The study, which is being published online April 21 in the Journal of Clinical Oncology (JCO), also showed that each mammogram that was performed in these older women was associated with a further reduction in the risk of being diagnosed with late-stage disease. It is estimated that approximately 17 percent of breast cancer cases in the U.S. are found in women 80 and older.
“This study suggests that mammography benefits may have no age limit and that women should consider being screened on a regular basis, even into their 80s and possibly 90s, depending on their current health status,” explained Brian D. Badgwell, MD, a surgical oncology fellow at The University of Texas M. D. Anderson Cancer Center and the study’s lead author.
“Mammography has been shown to be an excellent means of detecting breast cancer early, when it is most likely to be cured.

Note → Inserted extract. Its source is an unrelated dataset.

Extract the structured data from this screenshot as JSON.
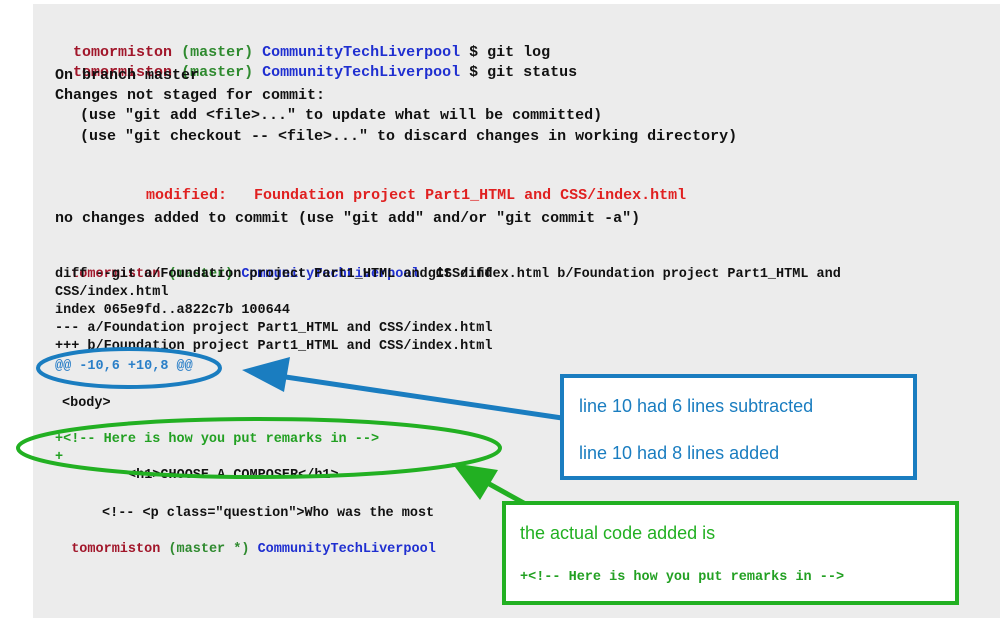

We found that when breast cancer was diagnosed, it was more likely to be found at an early stage when a woman had at least three mammograms in the five-year period before diagnosis.” He recommended that healthcare providers and their older female patients—particularly women in reasonably good health—discuss the benefits of mammography.
The American Cancer Society recommends annual mammography beginning at age 40, with no upper age limit for women in good health. However, many older women aren’t following those guidelines. Real-world experience has shown that women are less likely to get regular mammograms as they age, especially if they have medical conditions that are likely to limit their life expectancy.

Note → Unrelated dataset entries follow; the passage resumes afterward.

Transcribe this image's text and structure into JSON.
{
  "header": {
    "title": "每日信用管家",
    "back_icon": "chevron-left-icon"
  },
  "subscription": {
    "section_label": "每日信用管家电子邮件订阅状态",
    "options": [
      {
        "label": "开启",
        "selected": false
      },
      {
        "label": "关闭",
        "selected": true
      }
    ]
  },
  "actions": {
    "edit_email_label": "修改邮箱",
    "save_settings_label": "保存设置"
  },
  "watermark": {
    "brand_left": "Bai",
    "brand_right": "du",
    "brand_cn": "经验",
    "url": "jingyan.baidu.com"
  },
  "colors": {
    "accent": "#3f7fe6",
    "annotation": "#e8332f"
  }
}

Using Surveillance, Epidemiology, and End Results (SEER) Medicare data for the years 1996 to 2002, Dr. Badgwell and colleagues examined mammography use in the five-year period before breast cancer diagnosis among 12,358 women age 80 and older. Those who had no mammograms during that period were considered nonusers; irregular users had one to two mammograms and regular users had three or more mammograms.

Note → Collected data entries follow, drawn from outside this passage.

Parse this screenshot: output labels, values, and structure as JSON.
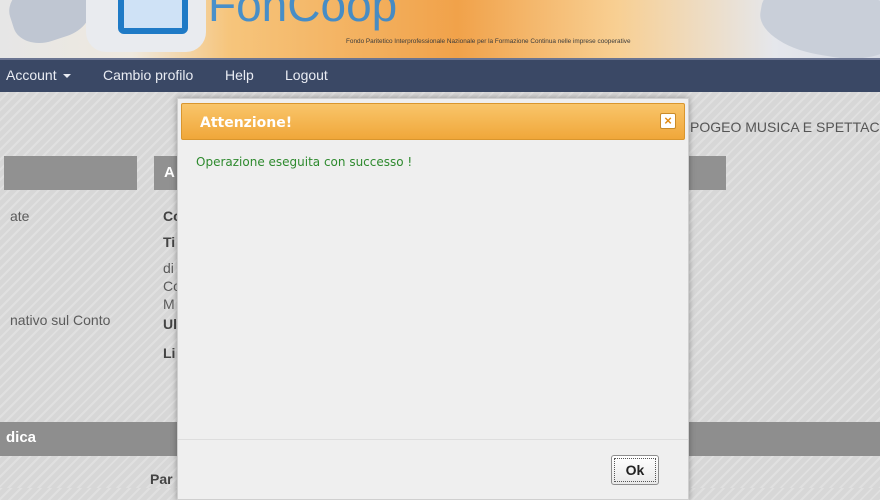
{
  "banner": {
    "logo_text": "FonCoop",
    "tagline": "Fondo Paritetico Interprofessionale Nazionale per la Formazione Continua nelle imprese cooperative"
  },
  "nav": {
    "account_label": "Account",
    "cambio_profilo_label": "Cambio profilo",
    "help_label": "Help",
    "logout_label": "Logout"
  },
  "background": {
    "company_name_partial": "POGEO MUSICA E SPETTAC",
    "section_header_left": "",
    "section_header_mid": "A",
    "left_lines": [
      "ate",
      "nativo sul Conto"
    ],
    "mid_lines": [
      "Co",
      "Ti",
      "di",
      "Co",
      "M",
      "Ul",
      "Li"
    ],
    "bottom_section_label": "dica",
    "bottom_text": "Par"
  },
  "modal": {
    "title": "Attenzione!",
    "close_symbol": "×",
    "message": "Operazione eseguita con successo !",
    "ok_label": "Ok"
  },
  "colors": {
    "nav_bg": "#3a4865",
    "modal_header": "#f0a73a",
    "success_text": "#2e8a2e"
  }
}
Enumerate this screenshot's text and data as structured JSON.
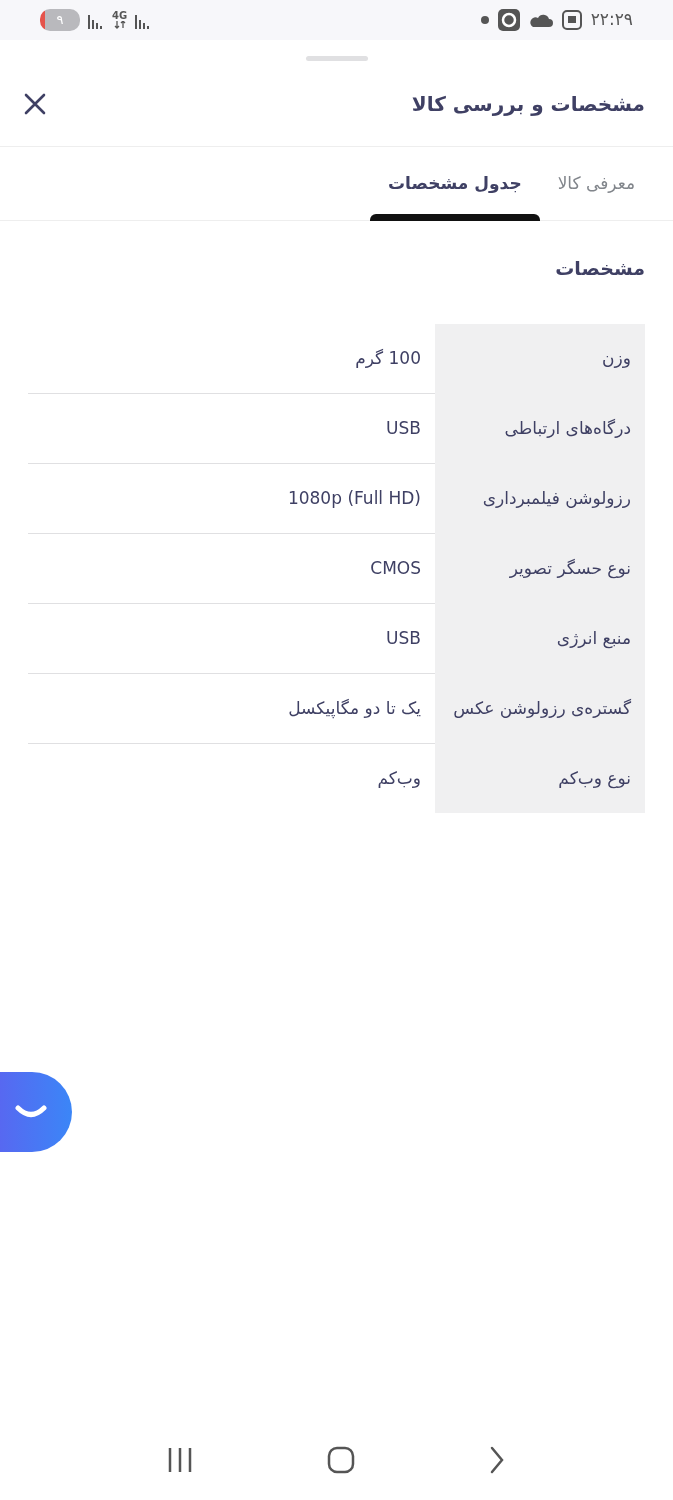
{
  "status_bar": {
    "time": "۲۲:۲۹",
    "battery": "۹",
    "network": "4G"
  },
  "sheet": {
    "title": "مشخصات و بررسی کالا",
    "tabs": [
      {
        "label": "معرفی کالا",
        "selected": false
      },
      {
        "label": "جدول مشخصات",
        "selected": true
      }
    ],
    "section_title": "مشخصات",
    "specs": [
      {
        "label": "وزن",
        "value": "100 گرم"
      },
      {
        "label": "درگاه‌های ارتباطی",
        "value": "USB"
      },
      {
        "label": "رزولوشن فیلمبرداری",
        "value": "1080p (Full HD)"
      },
      {
        "label": "نوع حسگر تصویر",
        "value": "CMOS"
      },
      {
        "label": "منبع انرژی",
        "value": "USB"
      },
      {
        "label": "گستره‌ی رزولوشن عکس",
        "value": "یک تا دو مگاپیکسل"
      },
      {
        "label": "نوع وب‌کم",
        "value": "وب‌کم"
      }
    ]
  }
}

They found that only 22 percent of women were regular users of mammography, 29 percent were irregular users and 49 percent had no mammograms in the five years before their diagnosis. Regular users were more likely to be diagnosed with stage I disease, while stage II-IV breast cancers were more commonly found among the nonusers and irregular users. For example, 68 percent of regular users were found to have stage I disease, compared with 56 percent of irregular users and 33 percent of nonusers. Similarly, only 32 percent of regular users had stage II-IV cancers, compared with 44 percent of irregular users and 67 percent of nonusers.
Five-year survival from breast cancer was greatest among regular users (94 percent) and lower among irregular users (88 percent) and nonusers (82 percent). However, the researchers cautioned against linking mammography use to better survival, because survival from diseases other than breast cancer was also better among women who had regular mammography (80 percent) compared with irregular users (69 percent) and nonusers (59 percent)—suggesting that regular users may be in a better state of health compared with women who don’t undergo regular mammography.